Since it knows you need that change made during cruise/idle, it automatically assumes you need it during WOT and heavy acceleration, so it applies the fueling change to everything. This is where the problem lies. If your mods made the car run rich at idle, and not at 3000rpm cruise, then your fuel trims will float up and down depending on what your did last.

Imagine this:
You were driving around without stopping to idle and you used your wideband to tune your WOT a/f ratio to a nice and lean 12.5:1. Fine, perfect. Then you stopped at the longest traffic light of your life and let the car sit and idle. Your car idles 10% richer than at cruise. The ECU saw that, and leaned the fuel trim out while you sat there. You take off from the light and hit WOT... and your perfect WOT a/f ratio is now 10% leaner. PING PING PING... Not good.

So how do you use vF to tune and prevent that?

Like this:

So take the car for a drive on the interstate, cruise in 5th gear at the same RPM for a few minutes. Let vF settle where it wants. Then adjust your AFC LOW throttle map at all RPM cells so that it will put the vF at 2.5v (figure out the fuel change based on the vF diagram on this website http://alflash.com.ua/vf1.htm). After the changes cruise in 5th at the same RPM as before and let the vF move and settle to 2.5v. Drop down to 4th to raise the rpm (maybe around 3500 to 4000), cruise for a few minutes and see if the vF changes. It shouldn't if your LOW throttle map is tuned right. If it does change, write down the RPM and how much the vF changed. You'll need to add that correction in your AFC at that RPM cell (in the LOW map!) later. Try to repeat this at every RPM block in your afc below 4000 RPM. Yes, it's a real pain in the ass. A dyno with an eddy brake makes it easier and safer, but that will cost you (about $300-$600 for dyno time). You will also need to do this with idle, because you want ALL of the RPM ranges that you use during normal driving to be adjusted so that vF stays right at 2.5V.
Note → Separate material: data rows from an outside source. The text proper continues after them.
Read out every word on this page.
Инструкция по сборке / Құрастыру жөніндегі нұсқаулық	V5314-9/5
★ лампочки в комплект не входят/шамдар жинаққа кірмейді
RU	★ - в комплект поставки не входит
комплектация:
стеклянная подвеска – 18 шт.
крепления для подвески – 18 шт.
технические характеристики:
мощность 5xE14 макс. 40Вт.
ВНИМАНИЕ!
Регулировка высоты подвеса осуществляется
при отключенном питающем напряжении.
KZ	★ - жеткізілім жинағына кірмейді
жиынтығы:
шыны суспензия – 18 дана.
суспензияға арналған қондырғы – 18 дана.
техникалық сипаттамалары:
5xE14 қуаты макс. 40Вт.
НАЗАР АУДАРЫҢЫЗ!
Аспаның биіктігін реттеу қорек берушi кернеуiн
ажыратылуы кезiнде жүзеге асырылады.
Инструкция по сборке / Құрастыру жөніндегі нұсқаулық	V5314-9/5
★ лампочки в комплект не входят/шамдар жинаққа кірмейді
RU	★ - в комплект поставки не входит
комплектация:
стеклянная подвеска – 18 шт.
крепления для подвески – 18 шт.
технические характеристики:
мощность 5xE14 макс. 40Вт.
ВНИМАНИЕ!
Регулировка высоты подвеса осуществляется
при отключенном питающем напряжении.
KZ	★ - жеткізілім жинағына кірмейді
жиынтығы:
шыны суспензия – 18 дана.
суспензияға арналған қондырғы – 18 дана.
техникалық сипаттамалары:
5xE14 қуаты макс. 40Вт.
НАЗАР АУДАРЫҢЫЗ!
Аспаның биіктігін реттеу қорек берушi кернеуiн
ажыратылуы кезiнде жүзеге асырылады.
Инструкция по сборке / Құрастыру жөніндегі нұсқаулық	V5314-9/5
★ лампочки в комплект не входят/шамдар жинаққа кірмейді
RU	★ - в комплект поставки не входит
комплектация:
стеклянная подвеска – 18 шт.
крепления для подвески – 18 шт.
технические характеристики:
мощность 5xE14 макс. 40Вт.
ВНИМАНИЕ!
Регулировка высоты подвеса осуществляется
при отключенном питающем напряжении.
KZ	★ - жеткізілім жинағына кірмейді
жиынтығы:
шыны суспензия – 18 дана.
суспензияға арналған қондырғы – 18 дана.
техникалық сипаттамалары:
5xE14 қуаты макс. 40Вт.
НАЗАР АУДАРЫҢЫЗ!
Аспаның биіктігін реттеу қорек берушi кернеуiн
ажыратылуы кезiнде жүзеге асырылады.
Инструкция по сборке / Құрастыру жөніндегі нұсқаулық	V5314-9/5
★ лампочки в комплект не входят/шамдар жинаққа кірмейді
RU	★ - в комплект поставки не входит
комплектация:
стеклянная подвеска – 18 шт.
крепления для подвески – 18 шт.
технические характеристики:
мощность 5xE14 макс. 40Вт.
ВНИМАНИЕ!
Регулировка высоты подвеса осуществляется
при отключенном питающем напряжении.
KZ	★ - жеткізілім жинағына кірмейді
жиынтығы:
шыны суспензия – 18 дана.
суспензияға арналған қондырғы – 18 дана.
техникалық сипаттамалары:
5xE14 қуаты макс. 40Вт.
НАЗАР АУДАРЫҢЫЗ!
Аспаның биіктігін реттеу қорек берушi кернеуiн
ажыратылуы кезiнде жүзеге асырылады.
So again, the overall goal is to tune the low map on your AFC so that the vF number stays the same all the time, and never moves while you're driving. It should be 2.5V all the time. Note that it will drop to zero volts when: the engine is not warmed up, you are accelerating hard, or when you let off the throttle and the engine is decelerating.... that is all normal. It may also change up or down when you go to a very high or low elevation, or when the temperature outside changes drastically (like from zero degrees to 80 degrees... summer to winter). That's also fine. That's actually what the fuel trims were designed for, not to tune mods.

AFTER you tune vF and monitor it for changes for a few days of daily driving (or weekend cruising, whatever)... you can safely tune your WOT map (if you have an AFC this is the high throttle map) with a wideband. You can google how to do that, because there's a billion websites and posts about it everywhere. You need a wideband to tune WOT, because there is nothing built into the car to read your WOT air fuel ratio.